The bill is part of a larger effort to change the way Medicare pays doctors. Each year since 2002, Congress has passed temporary "doc-fix" legislation to cover billions of dollars of shortfalls in Medicare payments. The provisions in the bill apply to advanced radiology imaging tools like CT scans and MRIs. But language tucked into the legislation enables "the Secretary" of HHS to exert the same controls over the vast array of outpatient medical care for seniors.

Radiologists (and other medical specialists) struck a bargain with legislators to give them input into the development of these criteria—one reason doctor groups have rolled over. They see it as a better alternative to price cuts, or more direct controls over their medical practice. The bill does have language to give these groups a say over the criteria, but a fair reading of the bill shows these are weak and gives enormous discretion to the Centers for Medicare and Medicaid Services and "the Secretary" of Health and Human Services.

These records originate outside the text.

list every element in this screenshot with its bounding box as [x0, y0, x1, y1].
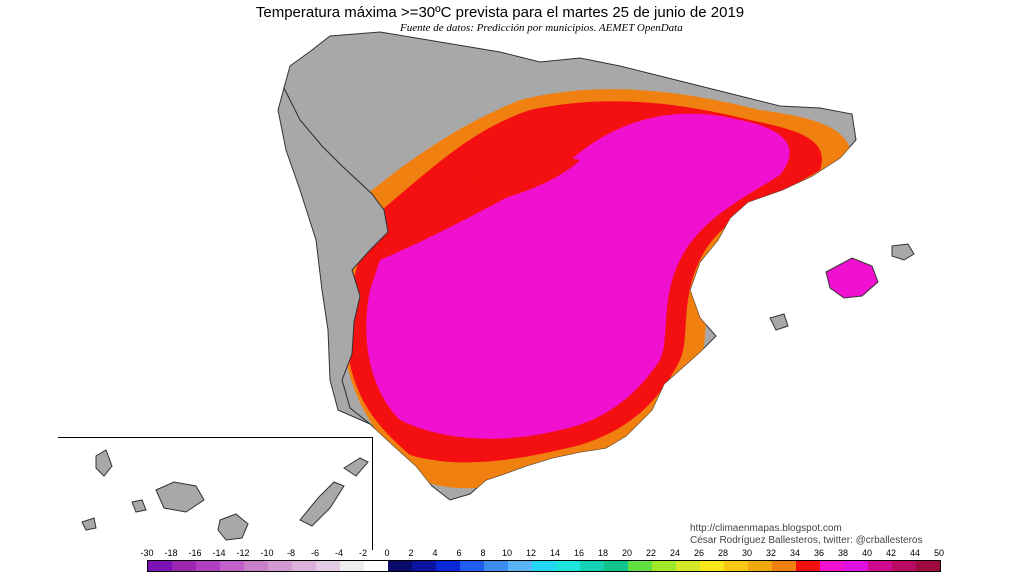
- legend-swatch: [220, 561, 244, 571]
- legend-swatch: [604, 561, 628, 571]
- portugal-land: [277, 86, 389, 425]
- legend-swatch: [484, 561, 508, 571]
- legend-tick-label: 4: [432, 548, 438, 558]
- legend-tick-label: 2: [408, 548, 414, 558]
- legend-tick-label: 12: [525, 548, 537, 558]
- legend-tick-label: 22: [645, 548, 657, 558]
- legend-tick-label: 26: [693, 548, 705, 558]
- legend-tick-label: -8: [286, 548, 296, 558]
- legend-tick-label: -12: [236, 548, 250, 558]
- credit-author: César Rodríguez Ballesteros, twitter: @c…: [690, 535, 923, 546]
- legend-swatch: [460, 561, 484, 571]
- legend-swatch: [916, 561, 940, 571]
- legend-tick-label: 18: [597, 548, 609, 558]
- el-hierro: [81, 517, 97, 531]
- legend-swatch: [892, 561, 916, 571]
- legend-tick-label: 16: [573, 548, 585, 558]
- legend-tick-label: 20: [621, 548, 633, 558]
- legend-swatch: [196, 561, 220, 571]
- la-gomera: [131, 499, 147, 513]
- tenerife: [155, 481, 205, 513]
- legend-swatch: [556, 561, 580, 571]
- la-palma: [95, 449, 113, 477]
- legend-tick-label: -4: [334, 548, 344, 558]
- legend-swatch: [676, 561, 700, 571]
- legend-tick-label: 14: [549, 548, 561, 558]
- legend-tick-label: 32: [765, 548, 777, 558]
- legend-swatch: [700, 561, 724, 571]
- legend-swatch: [148, 561, 172, 571]
- legend-tick-label: 8: [480, 548, 486, 558]
- legend-tick-label: 6: [456, 548, 462, 558]
- zone-34-36: [366, 113, 790, 439]
- menorca: [891, 243, 915, 261]
- legend-swatch: [868, 561, 892, 571]
- legend-swatch: [820, 561, 844, 571]
- legend-swatch: [292, 561, 316, 571]
- legend-tick-label: 24: [669, 548, 681, 558]
- temperature-map: [81, 31, 915, 541]
- legend-swatch: [388, 561, 412, 571]
- canary-islands-inset-frame: [58, 437, 373, 550]
- legend-tick-label: -18: [164, 548, 178, 558]
- legend-swatch: [364, 561, 388, 571]
- legend-tick-label: -2: [358, 548, 368, 558]
- legend-swatch: [532, 561, 556, 571]
- legend-swatch: [268, 561, 292, 571]
- legend-tick-label: 36: [813, 548, 825, 558]
- credit-blog: http://climaenmapas.blogspot.com: [690, 523, 842, 534]
- zone-34-36-north: [460, 156, 580, 205]
- legend-swatch: [652, 561, 676, 571]
- legend-tick-label: 40: [861, 548, 873, 558]
- mallorca: [825, 257, 879, 299]
- legend-swatch: [580, 561, 604, 571]
- legend-swatch: [628, 561, 652, 571]
- legend-tick-label: -30: [140, 548, 154, 558]
- legend-swatch: [796, 561, 820, 571]
- legend-swatch: [340, 561, 364, 571]
- legend-tick-label: 34: [789, 548, 801, 558]
- legend-tick-label: -10: [260, 548, 274, 558]
- fuerteventura: [299, 481, 345, 527]
- legend-tick-label: 50: [933, 548, 945, 558]
- legend-tick-label: 10: [501, 548, 513, 558]
- legend-tick-label: -14: [212, 548, 226, 558]
- ibiza: [769, 313, 789, 331]
- legend-swatch: [748, 561, 772, 571]
- legend-tick-label: -16: [188, 548, 202, 558]
- legend-swatch: [772, 561, 796, 571]
- legend-tick-label: 44: [909, 548, 921, 558]
- legend-tick-label: 42: [885, 548, 897, 558]
- gran-canaria: [217, 513, 249, 541]
- map-subtitle: Fuente de datos: Predicción por municipi…: [400, 22, 683, 34]
- color-legend: [147, 560, 941, 572]
- legend-swatch: [724, 561, 748, 571]
- map-title: Temperatura máxima >=30ºC prevista para …: [255, 4, 745, 21]
- legend-swatch: [244, 561, 268, 571]
- legend-swatch: [844, 561, 868, 571]
- legend-swatch: [172, 561, 196, 571]
- legend-swatch: [316, 561, 340, 571]
- legend-tick-label: 38: [837, 548, 849, 558]
- legend-tick-label: 30: [741, 548, 753, 558]
- legend-tick-label: -6: [310, 548, 320, 558]
- lanzarote: [343, 457, 369, 477]
- legend-swatch: [436, 561, 460, 571]
- legend-tick-labels: -30 -18 -16 -14 -12 -10 -8 -6 -4 -2 0 2 4 6 8 10 12 14 16 1…: [135, 548, 965, 560]
- legend-swatch: [508, 561, 532, 571]
- legend-tick-label: 28: [717, 548, 729, 558]
- legend-swatch: [412, 561, 436, 571]
- legend-tick-label: 0: [384, 548, 390, 558]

The criteria will be loaded onto a website (hopefully not HealthCare.gov) that's used to evaluate how and when doctors order the full range of outpatient tests and treatments. Doctors would have to consult the website before they order a test, and get a printout that says whether their use of the medical service conforms to the "appropriate use criteria." Doctors must submit the printout with their insurance claim to Medicare.